La cour d’appel de Colmar, qui statue le 2 juin, indique que, pour établir le caractère abusif de la décision de l’assemblée générale, il ne suffit pas à la SCI Erik de prouver que l’activité de restauration est autorisée par le règlement de copropriété et conforme à la destination des lieux. Elle doit encore démontrer que la décision est contraire aux intérêts collectifs de la copropriété, ou qu’elle a été prise dans le seul but de favoriser les intérêts personnels de copropriétaires majoritaires, au détriment de copropriétaires minoritaires.

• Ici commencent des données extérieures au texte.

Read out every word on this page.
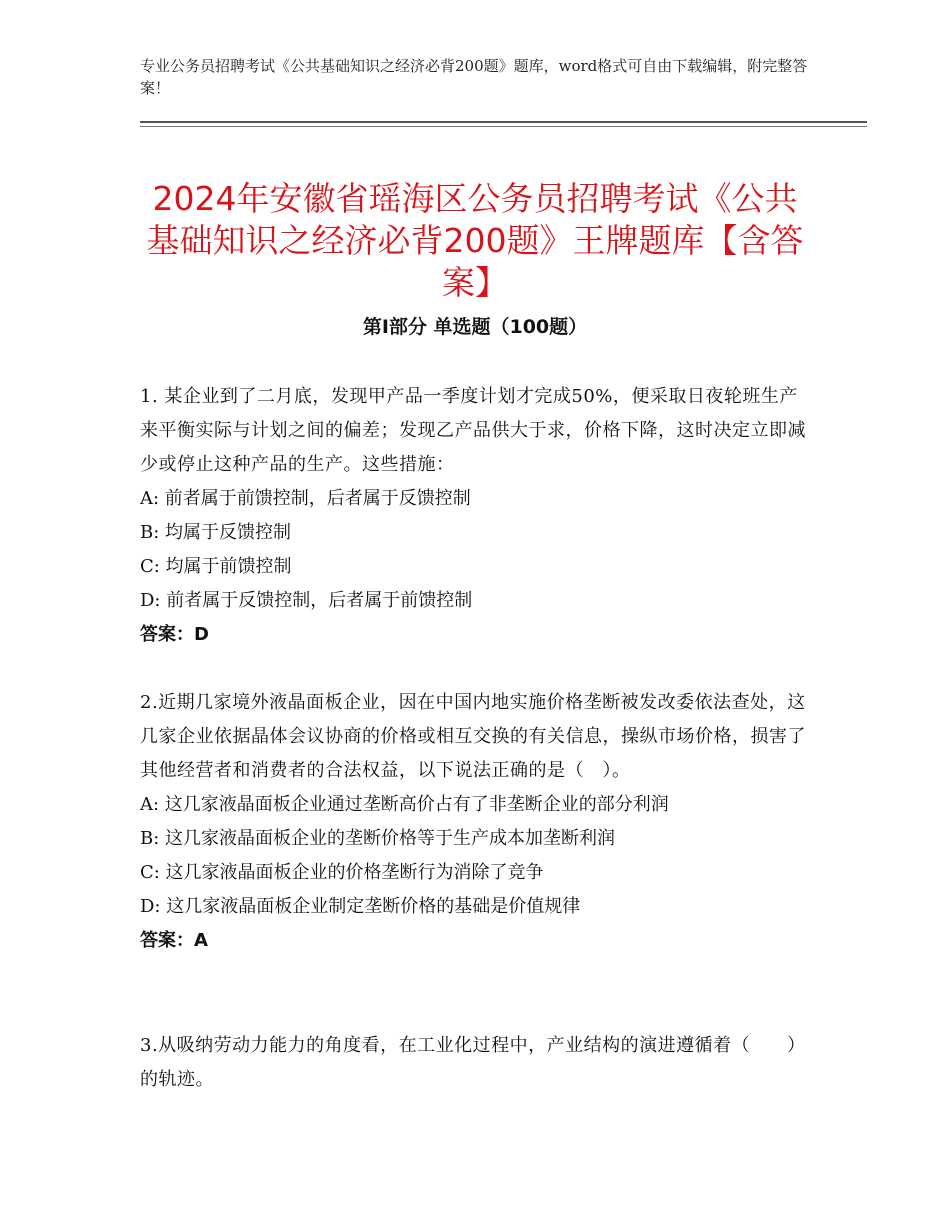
专业公务员招聘考试《公共基础知识之经济必背200题》题库，word格式可自由下载编辑，附完整答案！
2024年安徽省瑶海区公务员招聘考试《公共基础知识之经济必背200题》王牌题库【含答案】
第Ⅰ部分 单选题（100题）

1. 某企业到了二月底，发现甲产品一季度计划才完成50%，便采取日夜轮班生产来平衡实际与计划之间的偏差；发现乙产品供大于求，价格下降，这时决定立即减少或停止这种产品的生产。这些措施：

A: 前者属于前馈控制，后者属于反馈控制

B: 均属于反馈控制

C: 均属于前馈控制

D: 前者属于反馈控制，后者属于前馈控制

答案：D

2.近期几家境外液晶面板企业，因在中国内地实施价格垄断被发改委依法查处，这几家企业依据晶体会议协商的价格或相互交换的有关信息，操纵市场价格，损害了其他经营者和消费者的合法权益，以下说法正确的是（　）。

A: 这几家液晶面板企业通过垄断高价占有了非垄断企业的部分利润

B: 这几家液晶面板企业的垄断价格等于生产成本加垄断利润

C: 这几家液晶面板企业的价格垄断行为消除了竞争

D: 这几家液晶面板企业制定垄断价格的基础是价值规律

答案：A

3.从吸纳劳动力能力的角度看，在工业化过程中，产业结构的演进遵循着（　　）的轨迹。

Or, juge-t-elle, elle a été « animée du seul souci légitime d’éviter des nuisances atteignant l’ensemble de la copropriété ». En effet « il ne saurait être imposé à la copropriété de subir les désagréments résultant de l’affectation du local de la SCI Erik à la restauration alors qu’il pourrait être destiné à un commerce d’une autre nature , aux inconvénients moindres pour le voisinage ». Elle rejette la demande d’autorisation judiciaire de travaux.
Si le gérant se pourvoit en cassation, il est vraisemblable que cet arrêt sera cassé, indique au Monde Me Jean-Robert Bouyeure, spécialiste de la copropriété. Il précise que pour changer le règlement de copropriété, qui donne au local une vocation commerciale, il faut l’unanimité… et donc la voix de la SCI Erik.